Question

The gas law for an ideal gas at absolute temperature T (in kelvins), pressure P (in atmospheres), and volume V (in liters) is PV = nRT, where n is the number of moles of the gas and R = 0.0821 is the gas constant. Suppose that, at a certain instant, P = 8.0 atm and is increasing at a rate of 0.14 atm/min and V = 13 L and is decreasing at a rate of 0.16 L/min. Find the rate of change of T with respect to time at that instant if n = 10 mol. (Round your answer to four decimal places.)dT/dt = ___ K/min

Answer 1

Answer:

$\frac{dT}{dt}=3.78^{\circ}K/min$

Step-by-step explanation:

We have to calculate the time derivative of T=PV/nR with P and V variable and n and R constants. This is:

$\frac{dT}{dt} =\frac{d\frac{PV}{nR}}{dt}=\frac{1}{nR}\frac{d(PV)}{dt}$

What we have to do is the derivative of a product:

$\frac{d(PV)}{dt}=P\frac{dV}{dt}+V\frac{dP}{dt}$

Substituting, we have:

$\frac{dT}{dt} =\frac{P\frac{dV}{dt}+V\frac{dP}{dt}}{nR}$

where all these values are given since the time derivatives of P and V are their variation rate, using minutes.

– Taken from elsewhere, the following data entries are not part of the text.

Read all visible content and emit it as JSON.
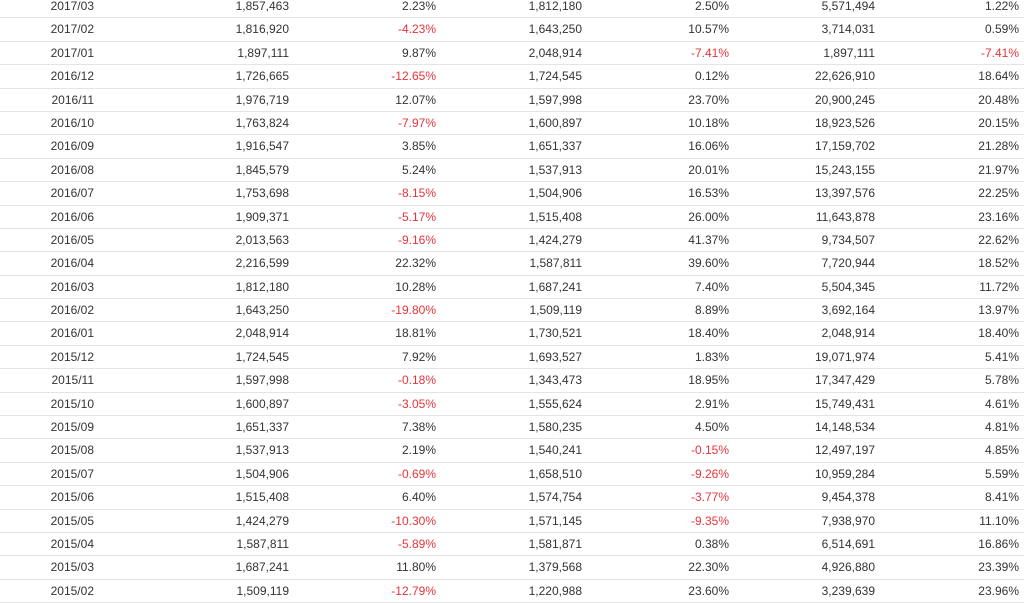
{
  "colors": {
    "text": "#333333",
    "negative": "#e8343b",
    "border": "#e4e4e4"
  },
  "rows": [
    [
      "2017/03",
      "1,857,463",
      "2.23%",
      "1,812,180",
      "2.50%",
      "5,571,494",
      "1.22%"
    ],
    [
      "2017/02",
      "1,816,920",
      "-4.23%",
      "1,643,250",
      "10.57%",
      "3,714,031",
      "0.59%"
    ],
    [
      "2017/01",
      "1,897,111",
      "9.87%",
      "2,048,914",
      "-7.41%",
      "1,897,111",
      "-7.41%"
    ],
    [
      "2016/12",
      "1,726,665",
      "-12.65%",
      "1,724,545",
      "0.12%",
      "22,626,910",
      "18.64%"
    ],
    [
      "2016/11",
      "1,976,719",
      "12.07%",
      "1,597,998",
      "23.70%",
      "20,900,245",
      "20.48%"
    ],
    [
      "2016/10",
      "1,763,824",
      "-7.97%",
      "1,600,897",
      "10.18%",
      "18,923,526",
      "20.15%"
    ],
    [
      "2016/09",
      "1,916,547",
      "3.85%",
      "1,651,337",
      "16.06%",
      "17,159,702",
      "21.28%"
    ],
    [
      "2016/08",
      "1,845,579",
      "5.24%",
      "1,537,913",
      "20.01%",
      "15,243,155",
      "21.97%"
    ],
    [
      "2016/07",
      "1,753,698",
      "-8.15%",
      "1,504,906",
      "16.53%",
      "13,397,576",
      "22.25%"
    ],
    [
      "2016/06",
      "1,909,371",
      "-5.17%",
      "1,515,408",
      "26.00%",
      "11,643,878",
      "23.16%"
    ],
    [
      "2016/05",
      "2,013,563",
      "-9.16%",
      "1,424,279",
      "41.37%",
      "9,734,507",
      "22.62%"
    ],
    [
      "2016/04",
      "2,216,599",
      "22.32%",
      "1,587,811",
      "39.60%",
      "7,720,944",
      "18.52%"
    ],
    [
      "2016/03",
      "1,812,180",
      "10.28%",
      "1,687,241",
      "7.40%",
      "5,504,345",
      "11.72%"
    ],
    [
      "2016/02",
      "1,643,250",
      "-19.80%",
      "1,509,119",
      "8.89%",
      "3,692,164",
      "13.97%"
    ],
    [
      "2016/01",
      "2,048,914",
      "18.81%",
      "1,730,521",
      "18.40%",
      "2,048,914",
      "18.40%"
    ],
    [
      "2015/12",
      "1,724,545",
      "7.92%",
      "1,693,527",
      "1.83%",
      "19,071,974",
      "5.41%"
    ],
    [
      "2015/11",
      "1,597,998",
      "-0.18%",
      "1,343,473",
      "18.95%",
      "17,347,429",
      "5.78%"
    ],
    [
      "2015/10",
      "1,600,897",
      "-3.05%",
      "1,555,624",
      "2.91%",
      "15,749,431",
      "4.61%"
    ],
    [
      "2015/09",
      "1,651,337",
      "7.38%",
      "1,580,235",
      "4.50%",
      "14,148,534",
      "4.81%"
    ],
    [
      "2015/08",
      "1,537,913",
      "2.19%",
      "1,540,241",
      "-0.15%",
      "12,497,197",
      "4.85%"
    ],
    [
      "2015/07",
      "1,504,906",
      "-0.69%",
      "1,658,510",
      "-9.26%",
      "10,959,284",
      "5.59%"
    ],
    [
      "2015/06",
      "1,515,408",
      "6.40%",
      "1,574,754",
      "-3.77%",
      "9,454,378",
      "8.41%"
    ],
    [
      "2015/05",
      "1,424,279",
      "-10.30%",
      "1,571,145",
      "-9.35%",
      "7,938,970",
      "11.10%"
    ],
    [
      "2015/04",
      "1,587,811",
      "-5.89%",
      "1,581,871",
      "0.38%",
      "6,514,691",
      "16.86%"
    ],
    [
      "2015/03",
      "1,687,241",
      "11.80%",
      "1,379,568",
      "22.30%",
      "4,926,880",
      "23.39%"
    ],
    [
      "2015/02",
      "1,509,119",
      "-12.79%",
      "1,220,988",
      "23.60%",
      "3,239,639",
      "23.96%"
    ]
  ]
}
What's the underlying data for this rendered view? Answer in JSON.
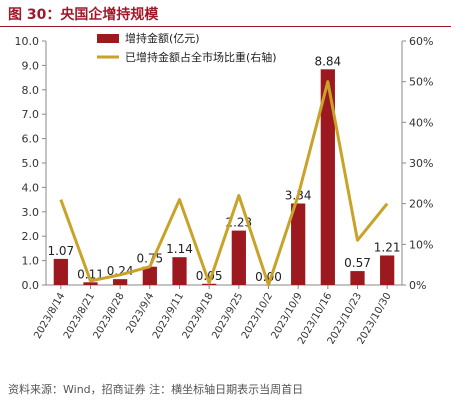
{
  "header": {
    "title": "图 30：央国企增持规模"
  },
  "footer": {
    "source": "资料来源：Wind，招商证券  注：横坐标轴日期表示当周首日"
  },
  "chart_data": {
    "type": "bar",
    "categories": [
      "2023/8/14",
      "2023/8/21",
      "2023/8/28",
      "2023/9/4",
      "2023/9/11",
      "2023/9/18",
      "2023/9/25",
      "2023/10/2",
      "2023/10/9",
      "2023/10/16",
      "2023/10/23",
      "2023/10/30"
    ],
    "series": [
      {
        "name": "增持金额(亿元)",
        "axis": "left",
        "values": [
          1.07,
          0.11,
          0.24,
          0.75,
          1.14,
          0.05,
          2.23,
          0.0,
          3.34,
          8.84,
          0.57,
          1.21
        ],
        "labels": [
          "1.07",
          "0.11",
          "0.24",
          "0.75",
          "1.14",
          "0.05",
          "2.23",
          "0.00",
          "3.34",
          "8.84",
          "0.57",
          "1.21"
        ],
        "color": "#9c1a1f"
      },
      {
        "name": "已增持金额占全市场比重(右轴)",
        "axis": "right",
        "type": "line",
        "values": [
          0.21,
          0.01,
          0.025,
          0.045,
          0.21,
          0.005,
          0.22,
          0.0,
          0.22,
          0.5,
          0.11,
          0.2
        ],
        "color": "#c9a227"
      }
    ],
    "y_left": {
      "min": 0,
      "max": 10,
      "ticks": [
        "0.0",
        "1.0",
        "2.0",
        "3.0",
        "4.0",
        "5.0",
        "6.0",
        "7.0",
        "8.0",
        "9.0",
        "10.0"
      ]
    },
    "y_right": {
      "min": 0,
      "max": 0.6,
      "ticks": [
        "0%",
        "10%",
        "20%",
        "30%",
        "40%",
        "50%",
        "60%"
      ]
    },
    "legend_position": "top",
    "grid": false
  }
}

We then substitute everything, noticing that already everything is in the same system of units so they cancel out:

$\frac{dT}{dt}=\frac{P\frac{dV}{dt}+V\frac{dP}{dt}}{nR}=\frac{(8atm)(0.16L/min)+(13L)(0.14atm/min)}{(10mol)(0.0821Latm/mol^{\circ}K)}$

And then just calculate:

$\frac{dT}{dt}=3.78^{\circ}K/min$